Perhaps its due in part to the semiotic relationship of reader-engagement where we put in so much more than just the hours it takes to read, and sometimes it is the irrational and unfair hope that the author will continue to provide exactly the escape, antidote, passion or buzz that we've mainlined so many times before. I'm not working up into a rant here, just setting the scene for what is really hard to say.
William Gibson's new novel "Spook Country" is kinda dull and it's derivative.
It's not a great book, it's far from his best work.
It rehashes some good themes from his seminal early series, and patisches from his earlier pastiches (such as the nuanced "Pattern Recognition"). Okay - he's earned the right to coast along a little, and you can see it in the recent quote "I think reality these days is so much like a science-fiction novel. Now all I have to do is just import all that is around me into my novels."

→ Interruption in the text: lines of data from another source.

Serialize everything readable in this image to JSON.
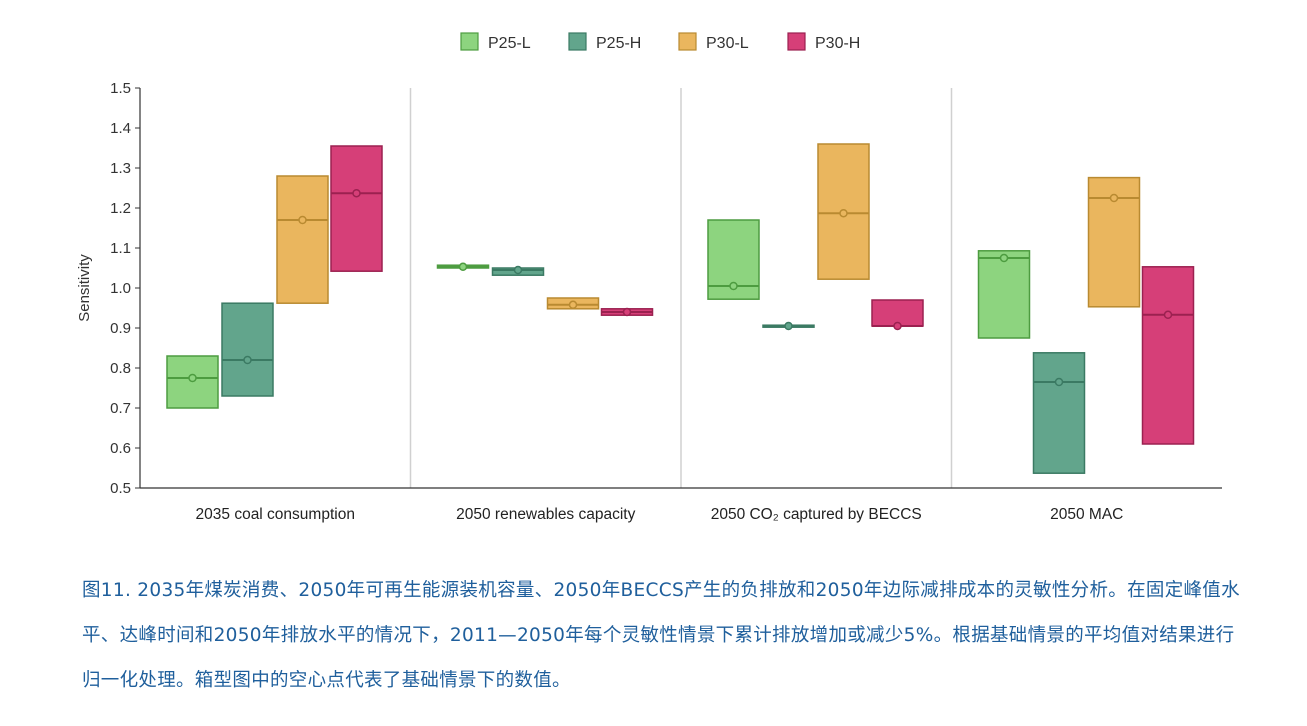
{
  "chart_data": {
    "type": "floating-box",
    "title": "",
    "xlabel": "",
    "ylabel": "Sensitivity",
    "ylim": [
      0.5,
      1.5
    ],
    "yticks": [
      "0.5",
      "0.6",
      "0.7",
      "0.8",
      "0.9",
      "1.0",
      "1.1",
      "1.2",
      "1.3",
      "1.4",
      "1.5"
    ],
    "grid": false,
    "legend_position": "top-center",
    "categories": [
      "2035  coal consumption",
      "2050 renewables capacity",
      "2050 CO₂ captured by BECCS",
      "2050 MAC"
    ],
    "series": [
      {
        "name": "P25-L",
        "color": "#8dd47f",
        "stroke": "#4d9c40",
        "low": [
          0.7,
          1.05,
          0.972,
          0.875
        ],
        "high": [
          0.83,
          1.057,
          1.17,
          1.093
        ],
        "base": [
          0.775,
          1.053,
          1.005,
          1.075
        ]
      },
      {
        "name": "P25-H",
        "color": "#62a58c",
        "stroke": "#3b7a63",
        "low": [
          0.73,
          1.032,
          0.903,
          0.537
        ],
        "high": [
          0.962,
          1.05,
          0.907,
          0.838
        ],
        "base": [
          0.82,
          1.045,
          0.905,
          0.765
        ]
      },
      {
        "name": "P30-L",
        "color": "#eab65e",
        "stroke": "#b98a31",
        "low": [
          0.962,
          0.948,
          1.022,
          0.953
        ],
        "high": [
          1.28,
          0.975,
          1.36,
          1.276
        ],
        "base": [
          1.17,
          0.958,
          1.187,
          1.225
        ]
      },
      {
        "name": "P30-H",
        "color": "#d63f78",
        "stroke": "#9b2150",
        "low": [
          1.042,
          0.932,
          0.905,
          0.61
        ],
        "high": [
          1.355,
          0.948,
          0.97,
          1.053
        ],
        "base": [
          1.237,
          0.94,
          0.905,
          0.933
        ]
      }
    ]
  },
  "caption": "图11. 2035年煤炭消费、2050年可再生能源装机容量、2050年BECCS产生的负排放和2050年边际减排成本的灵敏性分析。在固定峰值水平、达峰时间和2050年排放水平的情况下，2011—2050年每个灵敏性情景下累计排放增加或减少5%。根据基础情景的平均值对结果进行归一化处理。箱型图中的空心点代表了基础情景下的数值。"
}
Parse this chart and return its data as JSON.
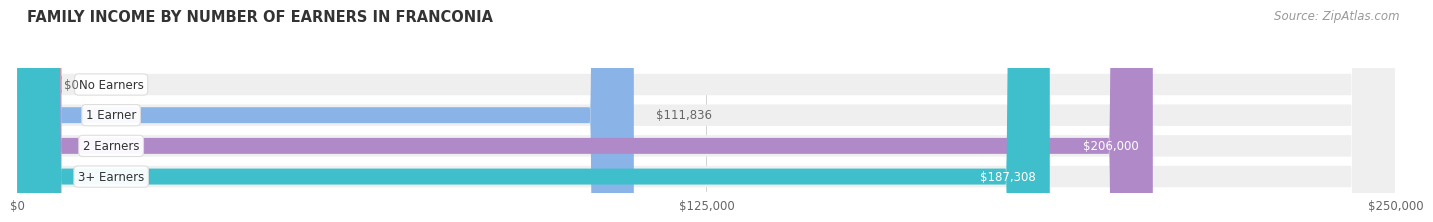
{
  "title": "FAMILY INCOME BY NUMBER OF EARNERS IN FRANCONIA",
  "source": "Source: ZipAtlas.com",
  "categories": [
    "No Earners",
    "1 Earner",
    "2 Earners",
    "3+ Earners"
  ],
  "values": [
    0,
    111836,
    206000,
    187308
  ],
  "labels": [
    "$0",
    "$111,836",
    "$206,000",
    "$187,308"
  ],
  "bar_colors": [
    "#e8908a",
    "#8ab4e8",
    "#b08ac8",
    "#3fbfcc"
  ],
  "bar_bg_color": "#efefef",
  "label_in_bar": [
    false,
    false,
    true,
    true
  ],
  "max_value": 250000,
  "xticks": [
    0,
    125000,
    250000
  ],
  "xtick_labels": [
    "$0",
    "$125,000",
    "$250,000"
  ],
  "title_fontsize": 10.5,
  "source_fontsize": 8.5,
  "bar_label_fontsize": 8.5,
  "category_fontsize": 8.5,
  "xtick_fontsize": 8.5,
  "bg_color": "#ffffff"
}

Those are the words of a man who has lived to see his visions fulfilled. Visions that were scoffed by the mainstream, and are now that mainstreams own language. I sometimes wonder how George Orwell would have responded to our Noughties culture where political spin is what we call re-writing history, and we've had nearly a decade of entertainment from a show called Big Brother. Gibson *was* the voice of cyberpunk - go back and look at the Mirrorshades anthology (only in geek friends' libraries) and see what in the 80s we thought would be a wild future, and now Gibson is caught in a singularity.
"Spook Country" ought to have been bold, unsuspected, exciting. Instead it is Gibson-by-the-numbers, and misunderstood and badly packaged by his publishers. Why did Penguin ever take him onto their list? They have done nothing but misunderstand him and his audience since the atrocious handling of "Pattern Recognition" (was it two or three years between the hardcover selling out and the first paperback editions?!), and now it seems that they feel he'll sell better if his fans can't recognise him, and if crime readers mistake this for a thriller. There is no suspense in this book. None. There's barely even any crime (as most people would recognise it).
Gibson-by-the-numbers still has its moments of pleasure. His voice and cadence are unmistakeable, desirable and oft striven for. Here's a taste:
"Bigend stopped the car. A ball-capped guard in black uniform shorts and matching short-sleeved shirt regarded them from behind mirrored glasses. A laden, multicompartmented black holster was strapped to his right thigh.
She felt a sudden intense desire to get out of the Maybach, and acted on it.
The door opened like some disturbing hybrid of bank vault and Armani evening purse, perfectly balanced bombproof solidity meeting sheer cosmetic slickness. The gritty concrete floor, blotched with crumbs of gypsum, felt comforting in contrast. The guard gestured with a remote. She heard segmented steel start to rattle down behind them."
Classic. But if I just wanted classic Gibson, I'd re-read Neuromancer.
People change, the world moves on. As an ardent fan, I was looking forward to the new visions from Gibson. Frankly, I could do with some help dealing with this world, and in the past I've found many good tips and much solace in the worlds of SF. That this book didn't deliver owes some to my own idealistic hero-worship, but mostly to an author coasting on his (considerable) momentum.